In un’intervista pubblicata dalla casa discografica ECM Records Schiff ricorda quanto fossero diversi gli uni dagli altri, per suono, per timbro e per registri, i pianoforti – o meglio i fortepiani, hammerklavier in tedesco – che uscivano dai tanti atelier sparsi per tutta Vienna. Personaggi come Beethoven e Schubert erano soliti frequentare questi laboratori chiedendo agli artigiani di costruire strumenti che corrispondessero alle loro personali esigenze.

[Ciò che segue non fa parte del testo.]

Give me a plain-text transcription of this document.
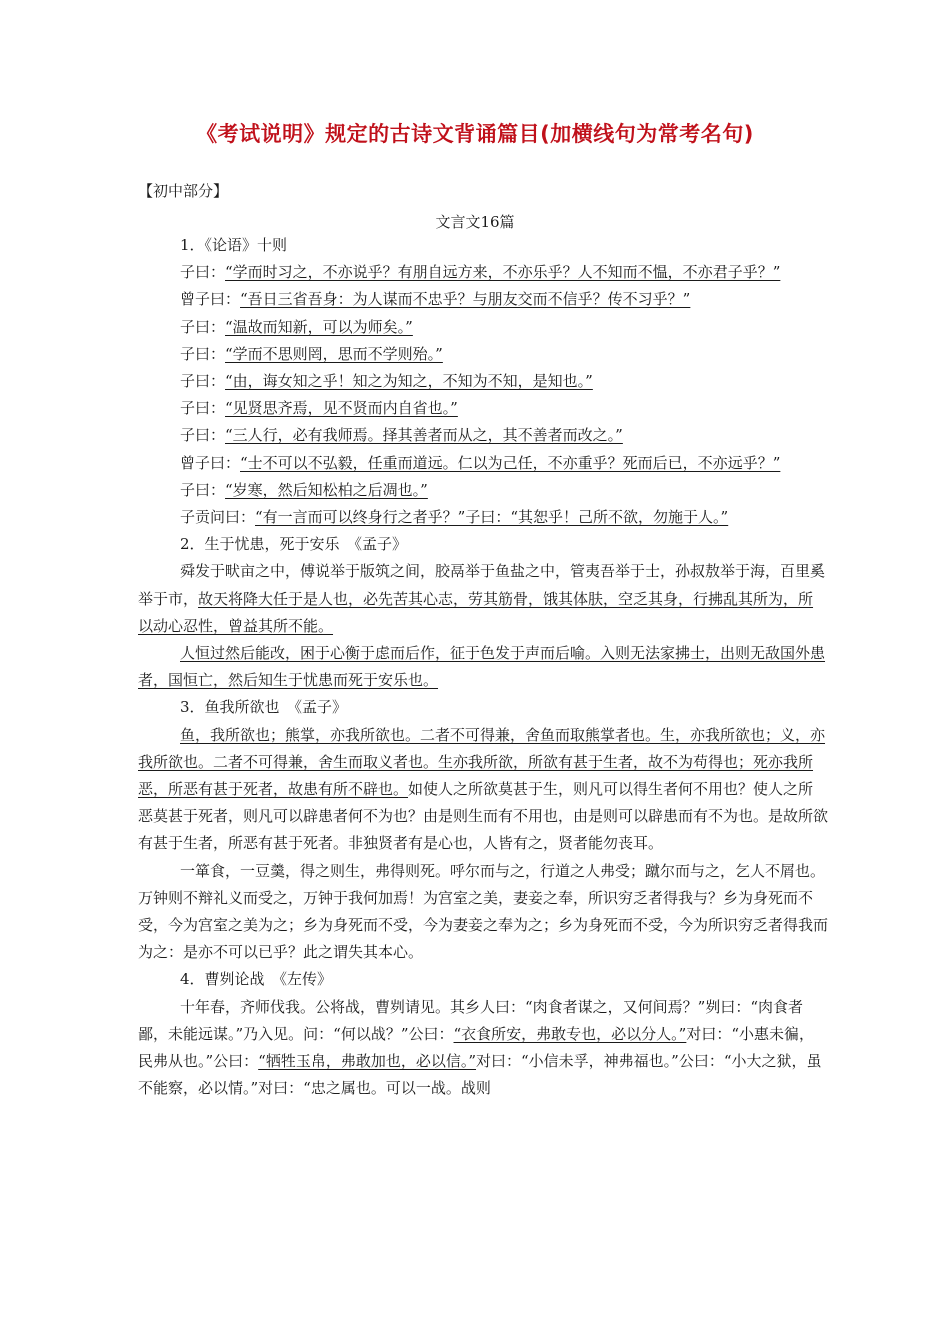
《考试说明》规定的古诗文背诵篇目(加横线句为常考名句)
【初中部分】
文言文16篇

1．《论语》十则

子曰：“学而时习之，不亦说乎？有朋自远方来，不亦乐乎？人不知而不愠，不亦君子乎？”

曾子曰：“吾日三省吾身：为人谋而不忠乎？与朋友交而不信乎？传不习乎？”

子曰：“温故而知新，可以为师矣。”

子曰：“学而不思则罔，思而不学则殆。”

子曰：“由，诲女知之乎！知之为知之，不知为不知，是知也。”

子曰：“见贤思齐焉，见不贤而内自省也。”

子曰：“三人行，必有我师焉。择其善者而从之，其不善者而改之。”

曾子曰：“士不可以不弘毅，任重而道远。仁以为己任，不亦重乎？死而后已，不亦远乎？”

子曰：“岁寒，然后知松柏之后凋也。”

子贡问曰：“有一言而可以终身行之者乎？”子曰：“其恕乎！己所不欲，勿施于人。”

2．生于忧患，死于安乐　《孟子》

舜发于畎亩之中，傅说举于版筑之间，胶鬲举于鱼盐之中，管夷吾举于士，孙叔敖举于海，百里奚举于市，故天将降大任于是人也，必先苦其心志，劳其筋骨，饿其体肤，空乏其身，行拂乱其所为，所以动心忍性，曾益其所不能。

人恒过然后能改，困于心衡于虑而后作，征于色发于声而后喻。入则无法家拂士，出则无敌国外患者，国恒亡，然后知生于忧患而死于安乐也。

3．鱼我所欲也　《孟子》

鱼，我所欲也；熊掌，亦我所欲也。二者不可得兼，舍鱼而取熊掌者也。生，亦我所欲也；义，亦我所欲也。二者不可得兼，舍生而取义者也。生亦我所欲，所欲有甚于生者，故不为苟得也；死亦我所恶，所恶有甚于死者，故患有所不辟也。如使人之所欲莫甚于生，则凡可以得生者何不用也？使人之所恶莫甚于死者，则凡可以辟患者何不为也？由是则生而有不用也，由是则可以辟患而有不为也。是故所欲有甚于生者，所恶有甚于死者。非独贤者有是心也，人皆有之，贤者能勿丧耳。

一箪食，一豆羹，得之则生，弗得则死。呼尔而与之，行道之人弗受；蹴尔而与之，乞人不屑也。万钟则不辩礼义而受之，万钟于我何加焉！为宫室之美，妻妾之奉，所识穷乏者得我与？乡为身死而不受，今为宫室之美为之；乡为身死而不受，今为妻妾之奉为之；乡为身死而不受，今为所识穷乏者得我而为之：是亦不可以已乎？此之谓失其本心。

4．曹刿论战　《左传》

十年春，齐师伐我。公将战，曹刿请见。其乡人曰：“肉食者谋之，又何间焉？”刿曰：“肉食者鄙，未能远谋。”乃入见。问：“何以战？”公曰：“衣食所安，弗敢专也，必以分人。”对曰：“小惠未徧，民弗从也。”公曰：“牺牲玉帛，弗敢加也，必以信。”对曰：“小信未孚，神弗福也。”公曰：“小大之狱，虽不能察，必以情。”对曰：“忠之属也。可以一战。战则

«Ciò che contraddistingue questi pianoforti storici – spiega il maestro Schiff – è che sono stati creati per suonare un certo tipo di musica, a differenza dei pianoforti moderni con i quali, grazie alle loro caratteristiche, si possono eseguire repertori vastissimi che vanno da Bach a Stockhausen o Boulez. Nei fortepiani costruiti all’epoca di Beethoven i registri acuti, medi e gravi erano nettamente distinti. I bassi, ad esempio, hanno un suono che definirei trasparente dovuto al fatto che le corde sono sottili e di conseguenza non sono in grado di sopraffare gli altri registri».
Non è la prima volta che Sir András Schiff utilizza in concerto, oltre che in sala d’incisione, il suo amatissimo fortepiano. Accadde, ad esempio, alla Wigmore Hall di Londra nel 2015. Il giorno dopo The Guardian titolava “Schubert come non l’avevamo mai ascoltato finora”.